It just looks really, really bad. I keep hearing people say these are just "spare" planes for when others are down for MX.... well, from what I've seen so far, they are being used regularly/daily, and it looks like crap.
Who's certificate are they on? How does that work with the capacity purchase agreement. I mean, if the CPA is with CHQ, but the "generic" plane isn't on CHQ's certificate... how does that work? everybody just turning a blind eye to a shuttle generic spare showing up to cover a CHQ flight? How does that work on your contract? I know you guys are all on the same pilot seniority list, but how does it cover flying an airplane on a different certificate? or are all planes on one certificate and leased to each individual carrier? Lots of questions... anybody with real answers.
It does sound like an interesting way to have to have fewer spare planes around...
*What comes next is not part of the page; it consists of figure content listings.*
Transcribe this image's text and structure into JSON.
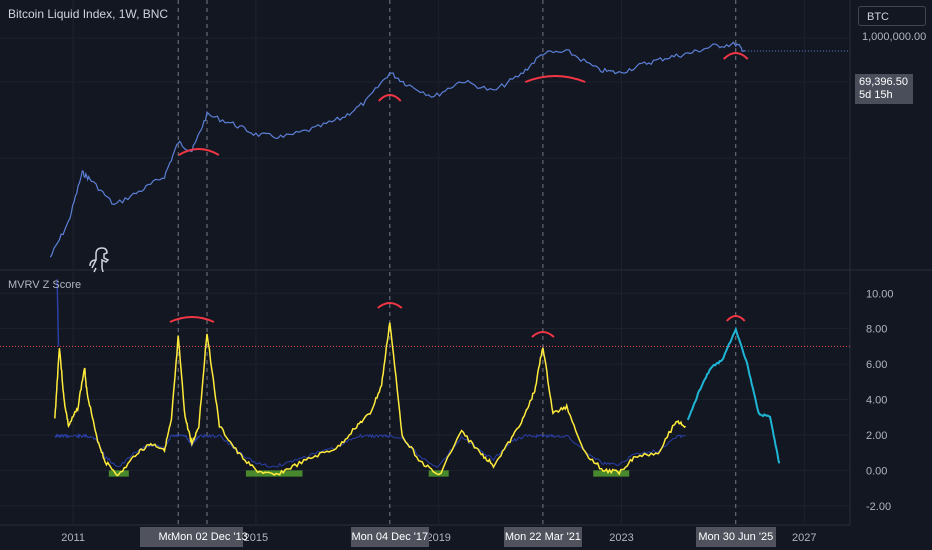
{
  "header": {
    "title": "Bitcoin Liquid Index, 1W, BNC",
    "symbol": "BTC",
    "last_price": "69,396.50",
    "countdown": "5d 15h"
  },
  "indicator": {
    "title": "MVRV Z Score"
  },
  "colors": {
    "background": "#131722",
    "price_line": "#5b7fd6",
    "mvrv_line": "#ffeb3b",
    "realized_line": "#2a3fa8",
    "projection_line": "#1fb5d5",
    "top_arc": "#f23645",
    "threshold_line": "#e0505a",
    "undervalued_fill": "#55a630"
  },
  "price_axis": {
    "labels": [
      "1,000,000.00"
    ]
  },
  "chart_data": [
    {
      "type": "line",
      "title": "Bitcoin Liquid Index, 1W, BNC",
      "scale": "log",
      "x": [
        2010.5,
        2010.9,
        2011.2,
        2011.4,
        2011.9,
        2012.5,
        2013.0,
        2013.3,
        2013.6,
        2013.93,
        2014.5,
        2015.0,
        2015.6,
        2016.3,
        2016.9,
        2017.4,
        2017.93,
        2018.3,
        2018.9,
        2019.5,
        2020.2,
        2020.8,
        2021.28,
        2021.85,
        2022.5,
        2022.95,
        2023.5,
        2024.0,
        2024.5,
        2025.0,
        2025.5,
        2025.7
      ],
      "values": [
        0.1,
        1,
        25,
        15,
        3,
        8,
        20,
        180,
        100,
        1100,
        600,
        300,
        250,
        450,
        900,
        2500,
        17000,
        8000,
        3500,
        10000,
        5000,
        15000,
        60000,
        65000,
        20000,
        16500,
        30000,
        45000,
        60000,
        95000,
        108000,
        69396.5
      ],
      "series": [
        {
          "name": "BTC",
          "values": [
            0.1,
            1,
            25,
            15,
            3,
            8,
            20,
            180,
            100,
            1100,
            600,
            300,
            250,
            450,
            900,
            2500,
            17000,
            8000,
            3500,
            10000,
            5000,
            15000,
            60000,
            65000,
            20000,
            16500,
            30000,
            45000,
            60000,
            95000,
            108000,
            69396.5
          ]
        }
      ],
      "ylim_log": [
        0.05,
        1000000
      ],
      "last_value": 69396.5,
      "annotations": [
        "top arc 2013.93",
        "top arc 2017.93",
        "top arc 2021.28",
        "top arc 2025.5"
      ]
    },
    {
      "type": "line",
      "title": "MVRV Z Score",
      "x": [
        2010.6,
        2010.7,
        2010.8,
        2010.9,
        2011.1,
        2011.25,
        2011.3,
        2011.5,
        2011.7,
        2012.0,
        2012.4,
        2012.7,
        2013.0,
        2013.15,
        2013.3,
        2013.45,
        2013.6,
        2013.75,
        2013.93,
        2014.2,
        2014.6,
        2015.0,
        2015.4,
        2015.8,
        2016.3,
        2016.8,
        2017.2,
        2017.5,
        2017.75,
        2017.93,
        2018.2,
        2018.6,
        2019.0,
        2019.5,
        2019.9,
        2020.2,
        2020.6,
        2020.9,
        2021.1,
        2021.28,
        2021.5,
        2021.8,
        2022.2,
        2022.6,
        2022.95,
        2023.3,
        2023.8,
        2024.2,
        2024.4
      ],
      "values": [
        2.9,
        7.0,
        4.0,
        2.5,
        3.5,
        5.8,
        4.5,
        2.0,
        0.5,
        -0.3,
        1.0,
        1.5,
        1.2,
        2.8,
        7.5,
        3.0,
        1.5,
        2.5,
        7.8,
        2.5,
        1.0,
        0.0,
        -0.3,
        0.2,
        0.8,
        1.3,
        2.5,
        3.2,
        4.8,
        8.4,
        2.0,
        0.5,
        -0.3,
        2.2,
        1.0,
        0.3,
        1.8,
        3.2,
        4.5,
        7.0,
        3.2,
        3.6,
        1.0,
        0.0,
        -0.1,
        0.8,
        1.0,
        2.8,
        2.5
      ],
      "series": [
        {
          "name": "MVRV Z Score",
          "values": [
            2.9,
            7.0,
            4.0,
            2.5,
            3.5,
            5.8,
            4.5,
            2.0,
            0.5,
            -0.3,
            1.0,
            1.5,
            1.2,
            2.8,
            7.5,
            3.0,
            1.5,
            2.5,
            7.8,
            2.5,
            1.0,
            0.0,
            -0.3,
            0.2,
            0.8,
            1.3,
            2.5,
            3.2,
            4.8,
            8.4,
            2.0,
            0.5,
            -0.3,
            2.2,
            1.0,
            0.3,
            1.8,
            3.2,
            4.5,
            7.0,
            3.2,
            3.6,
            1.0,
            0.0,
            -0.1,
            0.8,
            1.0,
            2.8,
            2.5
          ]
        },
        {
          "name": "Projection",
          "x": [
            2024.45,
            2024.7,
            2024.95,
            2025.2,
            2025.5,
            2025.75,
            2026.0,
            2026.25,
            2026.45
          ],
          "values": [
            2.8,
            4.5,
            5.8,
            6.2,
            8.0,
            6.0,
            3.2,
            3.0,
            0.4
          ]
        }
      ],
      "threshold": 7.0,
      "ylim": [
        -2.8,
        11.2
      ],
      "yticks": [
        10.0,
        8.0,
        6.0,
        4.0,
        2.0,
        0.0,
        -2.0
      ],
      "xticks": [
        {
          "label": "2011",
          "x": 2011.0
        },
        {
          "label": "2015",
          "x": 2015.0
        },
        {
          "label": "2019",
          "x": 2019.0
        },
        {
          "label": "2023",
          "x": 2023.0
        },
        {
          "label": "2027",
          "x": 2027.0
        }
      ],
      "vlines": [
        2013.3,
        2013.93,
        2017.93,
        2021.28,
        2025.5
      ],
      "date_tags": [
        {
          "label": "Mon",
          "x": 2013.3
        },
        {
          "label": "Mon 02 Dec '13",
          "x": 2013.93
        },
        {
          "label": "Mon 04 Dec '17",
          "x": 2017.93
        },
        {
          "label": "Mon 22 Mar '21",
          "x": 2021.28
        },
        {
          "label": "Mon 30 Jun '25",
          "x": 2025.5
        }
      ]
    }
  ]
}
If it saves money, why not let multiple airlines chip in and buy a few spares, and form a leasing/rental company. So, when your airline needs a spare, call the rental company.... when done, send it back, and let the next airline use it. Then you could spread the cost of spares out over more than just a few carriers. It is the next logical step.... right?
What about these crew companies now. Don't see it much in the US, but there are tons of companies hiring pilots, that then contract them out to foreign carriers for 1-5 year contracts.
How soon, before you have to check your schedule and see which set of wings and hat you are wearing today..... United Express, USAir Express, or your American Connection.